The estimates from meta-analysis for overall number of patients and the number of deaths within 30 days reported an effect size of 0.82 (CI 0.70, 0.96) for symptom onset-balloon time and 0.62 (CI 0.53, 0.74) for door-balloon time. There is an evidence suggesting that mortality occurred less frequently in the short time group than in the long time group (ratio < 1) according to the results of forest plot, although there was no significant difference between transit time (both symptom-onset-to-balloon time and door-balloon time) and short-term mortality. Moreover, there is a comparatively large difference in the transit time of each trial from included studies. However, Brodie 2003 reported extremely similar median time, 234 min and 240 min of short and long time group. One possible explanation may be that a large difference of sample size lead to abnormality of the outcome. There are 1705 patients from short time group, while only 138 patients in long time group. Meanwhile, patients in two groups have different clinical characteristics. Population in short time group were non-shock patients, whereas AMI patients in long time group suffered shock. It is possible that shock patients may experience longer emergency care time on the spot [23]. The bias introduced by follow-up was not considered as an assessment of mortality was conducted within a short-term (30-day).
4.1 Heterogeneity
Both of the estimates of I2 assessed in the meta-analysis would be found to be moderate. I2 = 31% is for symptom onset-balloon time; I2 = 67% is for door-balloon time. The value of I2 was calculated from both the scope of the study and the between study variance [24]. The study including different clinical characteristics, research methods and statistical methods could contribute to the value of I2. Thus, the summary estimation cross the average population have various features, this should be carefully used and discussed.
Deficiencies often existed in studies. The studies involved in this review include different demographic characteristics.
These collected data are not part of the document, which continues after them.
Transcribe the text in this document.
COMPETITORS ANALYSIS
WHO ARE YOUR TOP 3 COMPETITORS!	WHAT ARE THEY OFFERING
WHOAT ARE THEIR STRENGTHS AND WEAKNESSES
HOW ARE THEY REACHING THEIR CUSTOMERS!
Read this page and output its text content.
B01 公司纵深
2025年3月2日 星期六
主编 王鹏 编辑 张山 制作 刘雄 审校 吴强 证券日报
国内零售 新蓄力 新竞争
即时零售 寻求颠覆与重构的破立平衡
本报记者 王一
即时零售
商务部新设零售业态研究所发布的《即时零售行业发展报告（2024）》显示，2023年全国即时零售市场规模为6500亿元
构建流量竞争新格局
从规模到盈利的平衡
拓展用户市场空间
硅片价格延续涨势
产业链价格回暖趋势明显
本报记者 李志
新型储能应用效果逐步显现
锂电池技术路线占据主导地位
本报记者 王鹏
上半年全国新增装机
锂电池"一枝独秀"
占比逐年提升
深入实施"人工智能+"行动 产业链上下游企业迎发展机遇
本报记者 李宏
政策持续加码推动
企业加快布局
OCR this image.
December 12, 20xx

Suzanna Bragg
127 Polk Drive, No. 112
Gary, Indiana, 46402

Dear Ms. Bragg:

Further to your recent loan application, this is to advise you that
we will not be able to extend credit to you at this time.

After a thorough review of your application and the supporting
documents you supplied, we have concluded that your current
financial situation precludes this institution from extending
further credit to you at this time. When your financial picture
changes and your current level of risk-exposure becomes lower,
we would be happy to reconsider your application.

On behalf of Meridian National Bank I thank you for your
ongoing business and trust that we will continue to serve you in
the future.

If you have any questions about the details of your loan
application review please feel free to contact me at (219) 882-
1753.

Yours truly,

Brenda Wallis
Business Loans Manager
Participants in two studies [15, 16] were from Asia, one study was selected from the Middle East [14]. Four studies [17, 19, 20, 21] were conducted in the United States and three studies [18, 26, 27] were from Europe. It is possible that different races have different prognosis for the same disease, which can introduce heterogeneity. Additionally, screening trials include retrospective and prospective observational studies, recall bias is less likely to be avoided in retrospective studies and survivor bias could affect clinical outcomes [16]. It is difficult that to assess the time of onset of symptom sometimes so that it would result in errors in door-balloon time [17]. Different trials that were grouped with different standards and the results could be influenced by variables. For example, in Brodie 2003, patients with shock experienced longer time- to-reperfusion and mortality are also different from patients without shock. A few studies [15, 18] showed the opposite result among mortality with other studies, which was caused possibly by insufficient sample size.
In addition to characteristics mentioned above, a number of others vary in different studies, which can lead to heterogeneity. These situations include differences in inclusion and exclusion criteria, the instruments used and the medical levels of paramedical personnel [25].
4.2 Limitation
Not all studies had reported median or mean of symptom onset-balloon time and door-balloon time and corresponding mortality directly. Some studies had only recorded the approximate range of the transfer time and the mortality in the time range. For comparison in meta-analysis, we pooled the data of periods of time in these studies according to the median or mean transit time that was mentioned in the context. The time for patients to transfer to hospital that was less than the median/mean time was regarded as “short time group”, otherwise, the group was judged as “long time group”. This kind of grouping may have an impact on the analysis result. Besides, participation in these studies from observational study was not randomised. As a result, clinical characteristics of patients would introduce confounders into differences of mortality of different periods of time so that confounder bias caused by underlying disease is likely to be ineluctable. We limited the search language to English, which would contribute to linguistic bias. Meanwhile, limit number of studies may not be representative.
4.3 Comparison with previous studies
This review showed patients with STEMI are more likely to survival when experiencing shorter transit time, in spite of other variables. Needleman et al 2011 reported that the availability of skilled staff, staffing levels and the number of paramedics are potential factors to contribute to mortality [28]. Kulkarni et al 2013 showed a similar outcome. 30-day mortality rate of patients with acute myocardial infarction in the low density of cardiovascular disease experts was higher than those in high-density areas, which suggested that the outcome of patients with AMI might be influenced by the availability of cardiology specialists in regional care systems [29]. Other factors, including patients’ own condition (sleep deprivation and fatigue [30], genetic factor) and distance from home to hospital [31], can result in increased risk of death for AMI.
As for the factors affecting the transit time, availability of cardiologists and cardiac catheterization laboratory staff are considered to be associated with that [32]. The increase in the time interval between getting the electrocardiogram (EGG) and arriving at the catheterization laboratory would lead to the increase in almost all door-balloon time [32]. Delay to make decision to seek care and delay to receive care may be the reason for the increase in the overall transit time [2, 4].